Now it's tempting to just pull out our nearest copy of Attention is all you need . However mistral have their own paper for the 7b model. Indeed they say they use 'Sliding Window Attention' and/in which 'FlashAttention [11] and xFormers [18] yield a 2x speed improvement over a vanilla attention baseline.'

So, with our 7b reference model loaded, we can pick out an attention layer

model.layers[1].attention
Attention(
  (wq): Linear(in_features=4096, out_features=4096, bias=False)
  (wk): Linear(in_features=4096, out_features=1024, bias=False)
  (wv): Linear(in_features=4096, out_features=1024, bias=False)
  (wo): Linear(in_features=4096, out_features=4096, bias=False)
)

list(model.layers[1].attention.state_dict().keys())
['wq.weight', 'wk.weight', 'wv.weight', 'wo.weight']

Noting the potential for getting confused about transposes. E.g. compare the in out here to the shape of the attention.wk tensor above.

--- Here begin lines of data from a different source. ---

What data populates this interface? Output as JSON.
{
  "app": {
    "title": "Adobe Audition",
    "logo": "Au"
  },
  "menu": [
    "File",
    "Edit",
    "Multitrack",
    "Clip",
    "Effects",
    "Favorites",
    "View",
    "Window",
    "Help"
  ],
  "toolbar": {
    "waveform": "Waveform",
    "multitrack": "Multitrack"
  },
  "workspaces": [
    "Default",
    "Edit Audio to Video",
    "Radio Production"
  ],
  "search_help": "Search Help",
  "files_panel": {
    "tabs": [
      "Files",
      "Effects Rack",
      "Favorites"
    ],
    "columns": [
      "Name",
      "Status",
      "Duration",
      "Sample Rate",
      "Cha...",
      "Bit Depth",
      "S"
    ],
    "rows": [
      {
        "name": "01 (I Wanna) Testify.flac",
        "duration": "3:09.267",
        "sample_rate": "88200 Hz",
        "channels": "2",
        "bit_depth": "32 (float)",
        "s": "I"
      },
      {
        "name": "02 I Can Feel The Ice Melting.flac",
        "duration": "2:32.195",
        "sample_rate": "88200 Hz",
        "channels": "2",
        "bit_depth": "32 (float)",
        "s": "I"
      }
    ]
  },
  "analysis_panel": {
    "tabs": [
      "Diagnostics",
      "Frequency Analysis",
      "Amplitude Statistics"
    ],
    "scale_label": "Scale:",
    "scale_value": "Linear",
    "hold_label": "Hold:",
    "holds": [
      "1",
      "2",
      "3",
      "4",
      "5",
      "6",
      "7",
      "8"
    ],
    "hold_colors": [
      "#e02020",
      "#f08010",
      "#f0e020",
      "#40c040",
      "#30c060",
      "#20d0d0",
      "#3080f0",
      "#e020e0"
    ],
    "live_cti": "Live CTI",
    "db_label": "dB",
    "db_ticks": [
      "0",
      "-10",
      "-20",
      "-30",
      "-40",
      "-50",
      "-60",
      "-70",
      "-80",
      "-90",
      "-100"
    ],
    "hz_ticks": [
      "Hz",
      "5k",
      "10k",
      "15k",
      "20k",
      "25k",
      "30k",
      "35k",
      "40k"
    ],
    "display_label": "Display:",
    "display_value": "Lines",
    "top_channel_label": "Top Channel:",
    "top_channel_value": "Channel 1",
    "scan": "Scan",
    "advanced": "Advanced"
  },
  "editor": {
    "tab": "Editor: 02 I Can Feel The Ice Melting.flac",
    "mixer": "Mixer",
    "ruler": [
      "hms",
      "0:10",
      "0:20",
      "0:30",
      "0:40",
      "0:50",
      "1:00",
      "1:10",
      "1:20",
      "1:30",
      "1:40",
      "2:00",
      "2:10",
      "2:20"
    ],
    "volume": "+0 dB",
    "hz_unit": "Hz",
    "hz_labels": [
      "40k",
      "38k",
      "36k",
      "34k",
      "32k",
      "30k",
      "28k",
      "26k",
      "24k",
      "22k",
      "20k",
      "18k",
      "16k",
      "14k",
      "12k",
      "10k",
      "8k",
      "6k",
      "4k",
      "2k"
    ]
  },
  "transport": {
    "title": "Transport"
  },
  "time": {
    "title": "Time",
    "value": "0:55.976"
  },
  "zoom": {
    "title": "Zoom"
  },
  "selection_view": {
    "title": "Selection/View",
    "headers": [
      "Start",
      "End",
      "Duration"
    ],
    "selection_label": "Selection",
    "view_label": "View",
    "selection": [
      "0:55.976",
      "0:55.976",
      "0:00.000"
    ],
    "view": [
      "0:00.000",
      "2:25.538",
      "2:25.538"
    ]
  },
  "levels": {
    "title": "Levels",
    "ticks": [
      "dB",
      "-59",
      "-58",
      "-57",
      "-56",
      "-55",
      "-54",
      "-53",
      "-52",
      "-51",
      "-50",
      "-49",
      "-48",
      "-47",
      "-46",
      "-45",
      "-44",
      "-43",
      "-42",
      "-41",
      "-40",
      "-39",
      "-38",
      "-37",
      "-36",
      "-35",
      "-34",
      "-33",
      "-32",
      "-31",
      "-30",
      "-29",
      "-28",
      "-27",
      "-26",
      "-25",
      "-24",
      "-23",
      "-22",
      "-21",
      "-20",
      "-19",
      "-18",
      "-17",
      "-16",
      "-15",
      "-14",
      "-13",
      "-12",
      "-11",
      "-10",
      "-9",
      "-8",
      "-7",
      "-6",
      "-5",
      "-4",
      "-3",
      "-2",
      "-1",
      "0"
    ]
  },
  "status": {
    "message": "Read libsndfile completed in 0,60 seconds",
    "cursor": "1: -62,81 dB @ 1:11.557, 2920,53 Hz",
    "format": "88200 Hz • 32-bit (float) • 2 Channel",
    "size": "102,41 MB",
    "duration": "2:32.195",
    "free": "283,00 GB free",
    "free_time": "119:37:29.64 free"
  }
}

When we get to 8x7b this situation will be more acute due to the absence of reference implementation.

Conclusion

TL&DR: first re tokenizer.model it looks like Mistral use sentencepiece which is used to load the serialized model. Next, we can deserialize the pth weights in pytorch 'easily' (subject to RAM). But the .pth only get the implied tensor names, not how they wire together. For the wiring we can use a reference implementation or educated guesses. In reference mode params.json allows us to instantiate a wired up model In educated guess mode (i.e. 8x7b for now), params.json provides clues about wiring as the values link to tensor shapes.

So I think that's enough for now. I did a little exercise to enable running the 7b model on CPU. Next would be hitting up the 8x7b model to work without GPU.